Probability of two identical faces when three dice are thrown I tried to make a web page that mimics throwing $3$ dice. I often get $2$ or all $3$ having the same number. Trying to figure out if the random generator is broken or its normal?
So if I throw similar $3$ dice randomly, how often will two of them have the same number?
I want to test my code, what will be a good sample size? $10,000$ trials? Each is $1$-$6$. Samples of code here: http://sel2in.com/pages/prog/html/dice
 A: Probability of getting $3$ same outcome is $\frac{6}{6^3}=\frac{6}{216}=\frac1{36}$.
Probability of getting all different outcome is $\frac{6}{6}\frac{5}{6}\frac{4}{6}=\frac{20}{36}$.
Probability of getting a pair of same outcome would be $1-$ the two quantity above. 

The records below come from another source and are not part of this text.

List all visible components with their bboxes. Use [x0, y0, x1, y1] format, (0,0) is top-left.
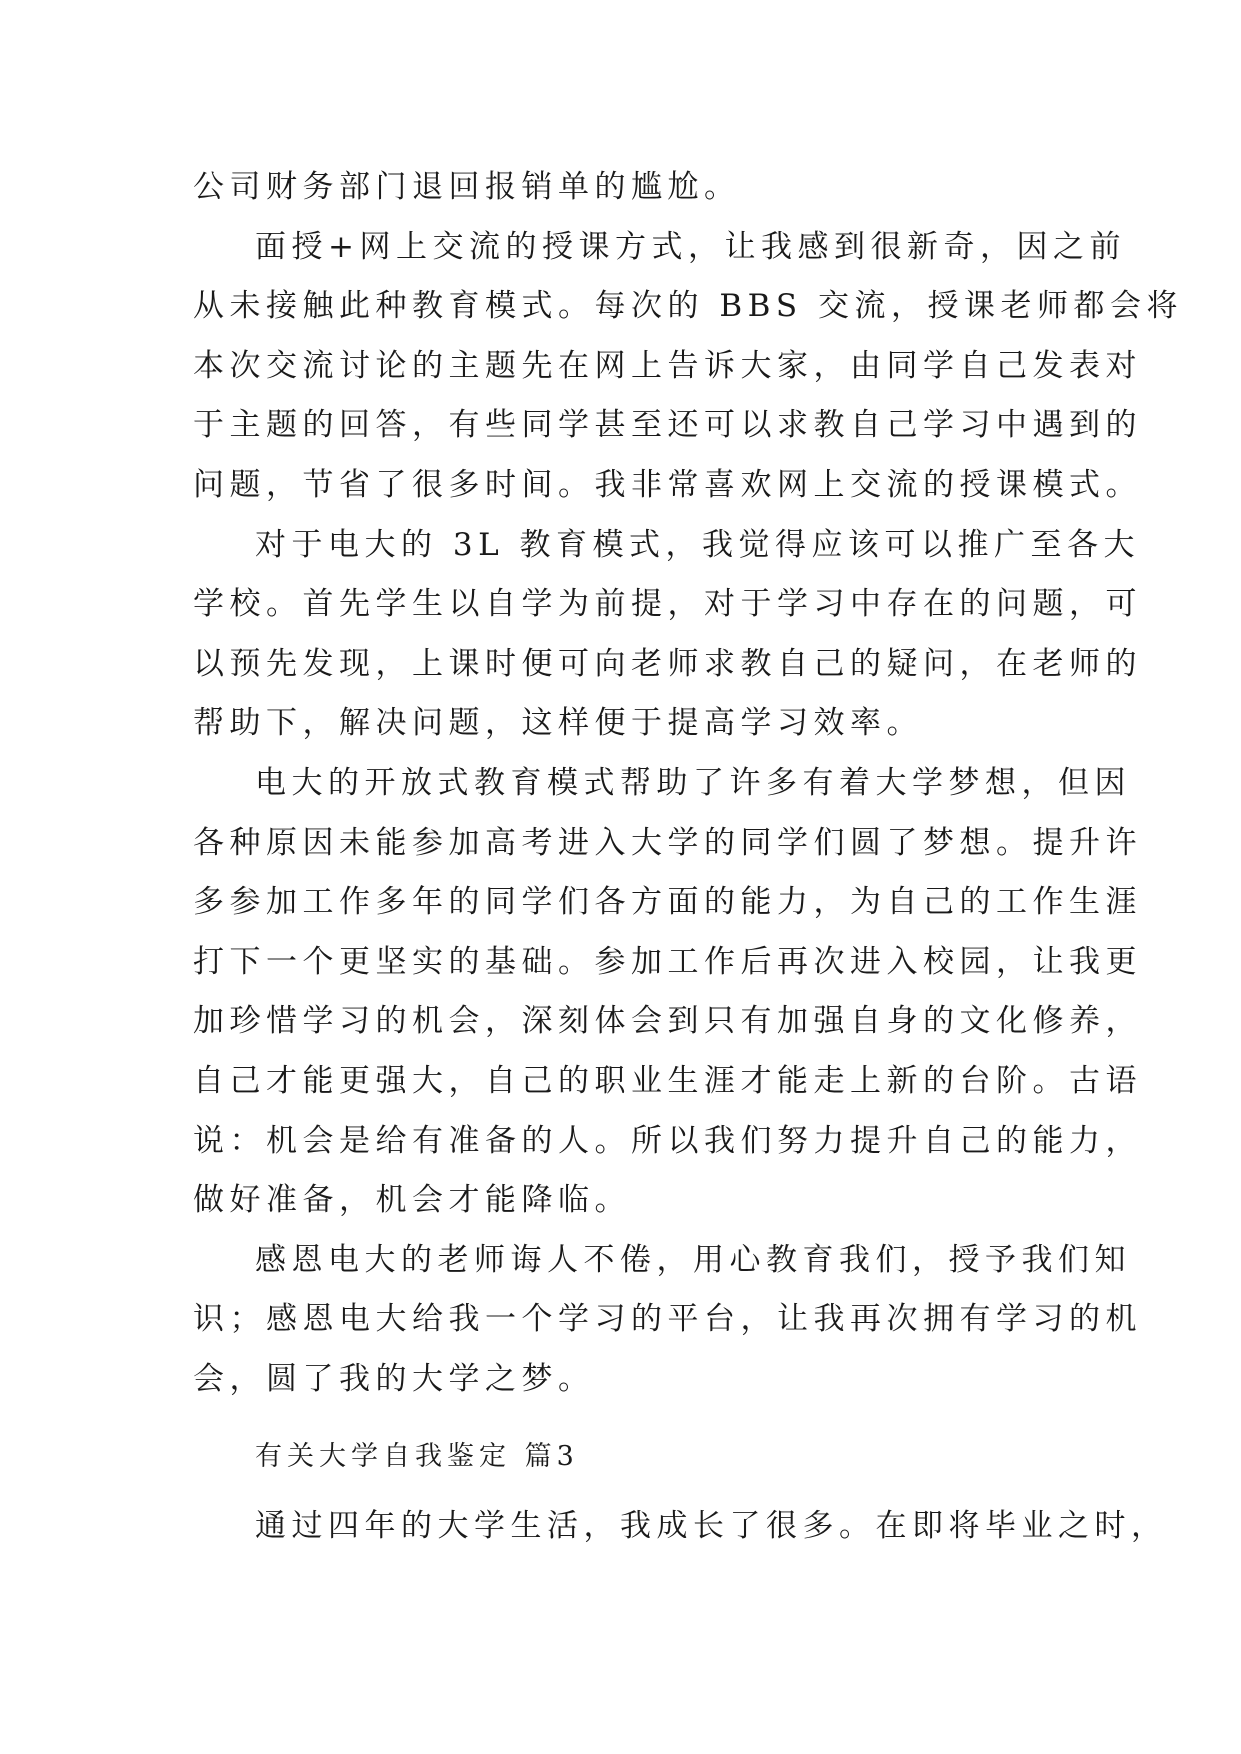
paragraph-start: 面授+网上交流的授课方式，让我感到很新奇，因之前 — [255, 228, 1126, 265]
text-line: 打下一个更坚实的基础。参加工作后再次进入校园，让我更 — [193, 943, 1142, 980]
text-line: 本次交流讨论的主题先在网上告诉大家，由同学自己发表对 — [193, 347, 1142, 384]
text-line: 说：机会是给有准备的人。所以我们努力提升自己的能力， — [193, 1122, 1142, 1159]
text-line: 会，圆了我的大学之梦。 — [193, 1360, 595, 1397]
text-line: 公司财务部门退回报销单的尴尬。 — [193, 169, 741, 205]
text-line: 问题，节省了很多时间。我非常喜欢网上交流的授课模式。 — [193, 466, 1142, 503]
text-line: 自己才能更强大，自己的职业生涯才能走上新的台阶。古语 — [193, 1062, 1142, 1099]
paragraph-start: 电大的开放式教育模式帮助了许多有着大学梦想，但因 — [255, 764, 1131, 801]
text-line: 做好准备，机会才能降临。 — [193, 1182, 631, 1219]
section-heading: 有关大学自我鉴定 篇3 — [255, 1441, 579, 1472]
body-text — [193, 158, 1184, 1409]
text-line: 从未接触此种教育模式。每次的 BBS 交流，授课老师都会将 — [193, 288, 1184, 325]
text-line: 于主题的回答，有些同学甚至还可以求教自己学习中遇到的 — [193, 407, 1142, 444]
paragraph-start: 感恩电大的老师诲人不倦，用心教育我们，授予我们知 — [255, 1241, 1131, 1278]
paragraph-start: 对于电大的 3L 教育模式，我觉得应该可以推广至各大 — [255, 526, 1141, 563]
text-line: 帮助下，解决问题，这样便于提高学习效率。 — [193, 705, 923, 742]
text-line: 各种原因未能参加高考进入大学的同学们圆了梦想。提升许 — [193, 824, 1142, 861]
text-line: 学校。首先学生以自学为前提，对于学习中存在的问题，可 — [193, 586, 1142, 623]
text-line: 以预先发现，上课时便可向老师求教自己的疑问，在老师的 — [193, 645, 1142, 682]
text-line: 多参加工作多年的同学们各方面的能力，为自己的工作生涯 — [193, 884, 1142, 921]
text-line: 加珍惜学习的机会，深刻体会到只有加强自身的文化修养， — [193, 1003, 1142, 1040]
paragraph-start: 通过四年的大学生活，我成长了很多。在即将毕业之时， — [255, 1508, 1168, 1544]
text-line: 识；感恩电大给我一个学习的平台，让我再次拥有学习的机 — [193, 1301, 1142, 1338]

$$1-\frac{1}{36}-\frac{20}{36}=\frac{15}{36}$$
A: It may be helpful to note that the event of interest can be modeled using a discrete random variable $X$: $X = i$ if $i$ of three dices result in the same number, $i = 0, 2, 3$. You are interested in determining $P[X = 2]$ (or perhaps $P[X = 2] + P[X = 3]$).
Taking $P[X = 2]$ for example, it can be computed as follows:
\begin{align}
P[X = 2] = \frac{\binom{3}{2}\times\binom{6}{1}\times\binom{5}{1}}{6^3} = \frac{15}{36}.
\end{align}
The logic goes like this: imagine you are allocating three distinguishable balls into $6$ boxes labeled from $1$ to $6$. Without restriction, there are $6^3$ ways to do so. If it is required that exactly $2$ of three balls are allocated in the same box (hence the remaining ball must be put in another box), you can first determine which two balls will be allocated to the same box ($\binom{3}{2}$ ways), then you are free to choose which one they go ($\binom{6}{1}$ ways), finally, the third ball can go to any one of the remaining $5$ boxes.
In this way, you may enumerate the whole distribution of $X$.